Глеб ответил, как робот: "Двадцать три минуты". Кровь бросилась к лицу.

Так он и есть робот. Для неё. Ей в уши льется из невидимых за волосами наушников чей-то голос. Она улыбается лицу на экране смартфона так, как никогда не будет улыбаться Глебу. Потому что он, живой, дышащий, тёплый Глеб – пустое место, функция, затылок.

– Отлично. Как царь. Будто всю жизнь на такси ездил, – Варвара засмеялась и наклонилась к ребенку.

Безымянный палец на правой руке блеснул золотым ободком. Глеб снова порезался.

Стоп-кран.

Холодное пиво.

Креветки, чипсы с солью, пиццу четыре сыра, кинцо хорошее.
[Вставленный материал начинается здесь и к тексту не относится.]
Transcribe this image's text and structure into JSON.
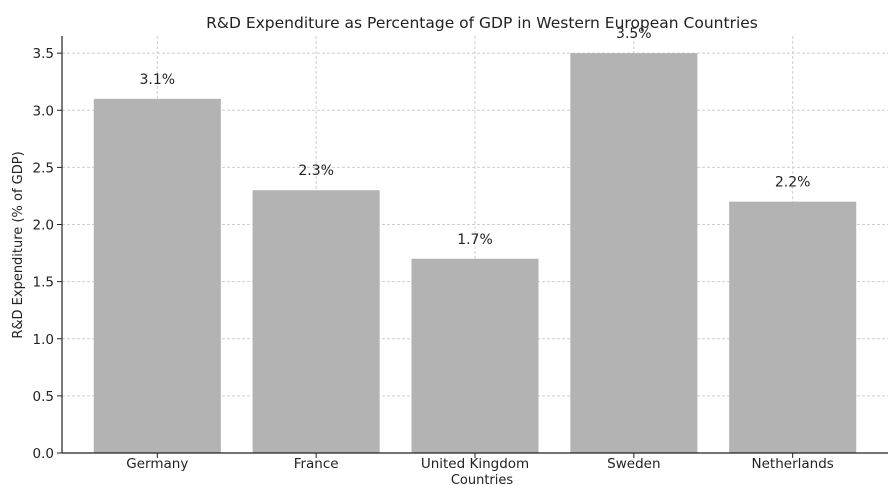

Марвел новый, мстители-фигители, какой-нибудь человек-паук.

Только не чудо-женщина.

Надоели бабы эти.

Доехали за пятнадцать минут вместо двадцати, радио Глеб выключил. На прощание пассажирка громко хлопнула дверцей, чаевых не оставила, бросила не глядя холодноватое "Спасибо".

***
– Нормально, – сердито сказала Варвара, которую мама назвала Сашей, потому что папа хотел мальчика.

Саша нарочно хлопнула дверцей так, чтобы водитель поморщился. Качая на руках сына Петьку, она оглядывалась в поисках кафе. Петька всю дорогу сидел подозрительно тихо, а теперь вонял и ныл в ухо. Ситуации вроде этой Саша называла: "Мир в говне".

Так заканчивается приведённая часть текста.